Concurrently, Circle's freeze authority over USDC is facing intense criticism. On-chain investigator ZachXBT, in his "Circle Files," alleges inconsistent application of this power. The report highlights that Circle was too slow to act in 15 cases involving over $420 million in allegedly stolen funds since 2022. A stark example is the Drift protocol exploit, where more than $280 million in USDC moved across 100+ transactions in about six hours without being frozen.

In contrast, Circle swiftly froze 16 operational business wallets—tied to exchanges, casinos, and forex services—in response to a sealed U.S. civil matter. ZachXBT noted these wallets did not appear to be connected to the case, raising questions about the precision of Circle's review process. Circle later unfroze at least one of these wallets, belonging to Goated.com. This sequence of being "slow on theft, sweeping on civil process" has sparked a debate about the balance between compliance, user protection, and issuer control.

Circle's legal framework grants it broad discretion. While its public Access Denial Policy states freezes are triggered only by threats to network security or valid legal orders from U.S. or French authorities, its broader USDC Terms and Circle Mint User Agreement allow it to block addresses and suspend accounts at its "sole discretion." This legal stack prioritizes compliance and issuer control, which now troubles business operators who rely on USDC for settlement.

The legislative landscape contributes to the challenge. The stalled Digital Asset Market Clarity Act includes a Section 309 that exempts DeFi activities—including the cross-chain bridges and DEXs used to route illicit funds—from oversight. This creates a contradiction where one law enables wallet freezes while another allows actors to bypass them using decentralized systems.
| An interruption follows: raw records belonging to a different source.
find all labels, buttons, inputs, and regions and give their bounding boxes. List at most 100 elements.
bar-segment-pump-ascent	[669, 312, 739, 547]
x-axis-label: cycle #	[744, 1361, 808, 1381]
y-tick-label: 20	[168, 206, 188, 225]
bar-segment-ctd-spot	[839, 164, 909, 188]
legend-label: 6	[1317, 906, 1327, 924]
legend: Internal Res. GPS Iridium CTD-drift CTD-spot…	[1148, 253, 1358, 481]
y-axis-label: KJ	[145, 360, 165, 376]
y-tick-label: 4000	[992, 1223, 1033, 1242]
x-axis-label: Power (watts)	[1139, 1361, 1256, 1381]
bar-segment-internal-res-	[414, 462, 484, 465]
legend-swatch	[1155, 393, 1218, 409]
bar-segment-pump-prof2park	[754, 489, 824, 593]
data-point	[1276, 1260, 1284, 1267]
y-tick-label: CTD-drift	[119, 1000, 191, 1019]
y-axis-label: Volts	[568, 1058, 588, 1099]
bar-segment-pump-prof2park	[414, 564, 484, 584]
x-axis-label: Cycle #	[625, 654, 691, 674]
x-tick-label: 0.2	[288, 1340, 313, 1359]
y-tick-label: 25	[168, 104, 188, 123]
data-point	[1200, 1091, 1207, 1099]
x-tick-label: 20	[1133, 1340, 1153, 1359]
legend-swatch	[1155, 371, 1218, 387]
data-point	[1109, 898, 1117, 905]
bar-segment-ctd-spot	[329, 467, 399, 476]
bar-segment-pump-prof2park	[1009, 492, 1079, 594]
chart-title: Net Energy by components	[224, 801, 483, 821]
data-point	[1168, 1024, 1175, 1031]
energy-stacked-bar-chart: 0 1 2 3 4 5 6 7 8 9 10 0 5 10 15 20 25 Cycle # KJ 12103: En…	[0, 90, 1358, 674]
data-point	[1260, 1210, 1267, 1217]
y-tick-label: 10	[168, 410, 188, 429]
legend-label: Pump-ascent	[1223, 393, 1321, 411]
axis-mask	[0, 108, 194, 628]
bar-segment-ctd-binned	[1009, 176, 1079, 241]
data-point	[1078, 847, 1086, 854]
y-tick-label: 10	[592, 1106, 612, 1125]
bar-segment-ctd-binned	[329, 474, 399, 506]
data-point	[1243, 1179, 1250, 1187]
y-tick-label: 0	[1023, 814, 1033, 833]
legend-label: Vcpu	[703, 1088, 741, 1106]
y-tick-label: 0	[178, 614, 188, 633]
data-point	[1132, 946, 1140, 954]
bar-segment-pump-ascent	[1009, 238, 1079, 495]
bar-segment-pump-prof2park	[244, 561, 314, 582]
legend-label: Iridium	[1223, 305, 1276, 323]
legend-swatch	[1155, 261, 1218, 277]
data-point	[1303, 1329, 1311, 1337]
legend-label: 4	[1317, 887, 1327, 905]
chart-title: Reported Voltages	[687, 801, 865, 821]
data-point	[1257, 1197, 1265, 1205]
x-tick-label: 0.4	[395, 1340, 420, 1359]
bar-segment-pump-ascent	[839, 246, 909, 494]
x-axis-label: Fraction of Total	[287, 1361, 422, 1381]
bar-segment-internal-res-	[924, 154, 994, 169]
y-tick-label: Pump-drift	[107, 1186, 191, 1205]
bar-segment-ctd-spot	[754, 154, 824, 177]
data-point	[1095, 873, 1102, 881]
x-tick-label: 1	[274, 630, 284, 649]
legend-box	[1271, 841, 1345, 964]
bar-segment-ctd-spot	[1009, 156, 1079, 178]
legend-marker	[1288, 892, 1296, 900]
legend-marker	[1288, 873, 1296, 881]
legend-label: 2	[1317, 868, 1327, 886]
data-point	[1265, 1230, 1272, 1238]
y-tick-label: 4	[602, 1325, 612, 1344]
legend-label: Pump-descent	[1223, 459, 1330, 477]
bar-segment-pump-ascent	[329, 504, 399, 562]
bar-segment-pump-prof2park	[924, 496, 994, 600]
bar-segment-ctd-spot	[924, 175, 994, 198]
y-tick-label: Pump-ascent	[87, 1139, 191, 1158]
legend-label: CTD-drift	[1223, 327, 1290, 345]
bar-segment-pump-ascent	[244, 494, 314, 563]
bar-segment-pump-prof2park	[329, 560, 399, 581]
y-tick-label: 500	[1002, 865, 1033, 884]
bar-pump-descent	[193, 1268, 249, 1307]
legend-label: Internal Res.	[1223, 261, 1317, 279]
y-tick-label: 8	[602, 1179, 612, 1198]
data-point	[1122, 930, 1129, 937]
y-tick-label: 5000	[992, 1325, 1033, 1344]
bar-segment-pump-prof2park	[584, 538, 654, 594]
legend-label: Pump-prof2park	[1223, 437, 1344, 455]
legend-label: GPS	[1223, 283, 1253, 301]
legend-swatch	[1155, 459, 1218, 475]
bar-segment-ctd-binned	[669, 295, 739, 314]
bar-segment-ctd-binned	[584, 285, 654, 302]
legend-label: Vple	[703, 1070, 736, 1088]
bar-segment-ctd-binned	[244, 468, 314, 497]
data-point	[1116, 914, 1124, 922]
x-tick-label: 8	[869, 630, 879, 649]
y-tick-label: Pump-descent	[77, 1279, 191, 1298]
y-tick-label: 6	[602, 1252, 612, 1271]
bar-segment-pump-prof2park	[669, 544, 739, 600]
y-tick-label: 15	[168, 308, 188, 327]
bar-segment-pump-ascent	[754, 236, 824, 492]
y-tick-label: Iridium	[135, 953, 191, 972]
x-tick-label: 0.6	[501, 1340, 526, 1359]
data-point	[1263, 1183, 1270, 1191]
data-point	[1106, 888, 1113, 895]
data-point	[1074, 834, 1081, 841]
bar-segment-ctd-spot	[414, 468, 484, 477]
The market impact is significant. USDC, with roughly $77.2 billion in circulation as of April 3, 2026, accounts for about 24.5% of the total stablecoin market. Its role as a core settlement asset means Circle's freeze governance operates at a systemic level. The scrutiny reflects the infrastructure role Circle has claimed and forces a reevaluation of the operational risk for businesses holding or moving dollars on-chain.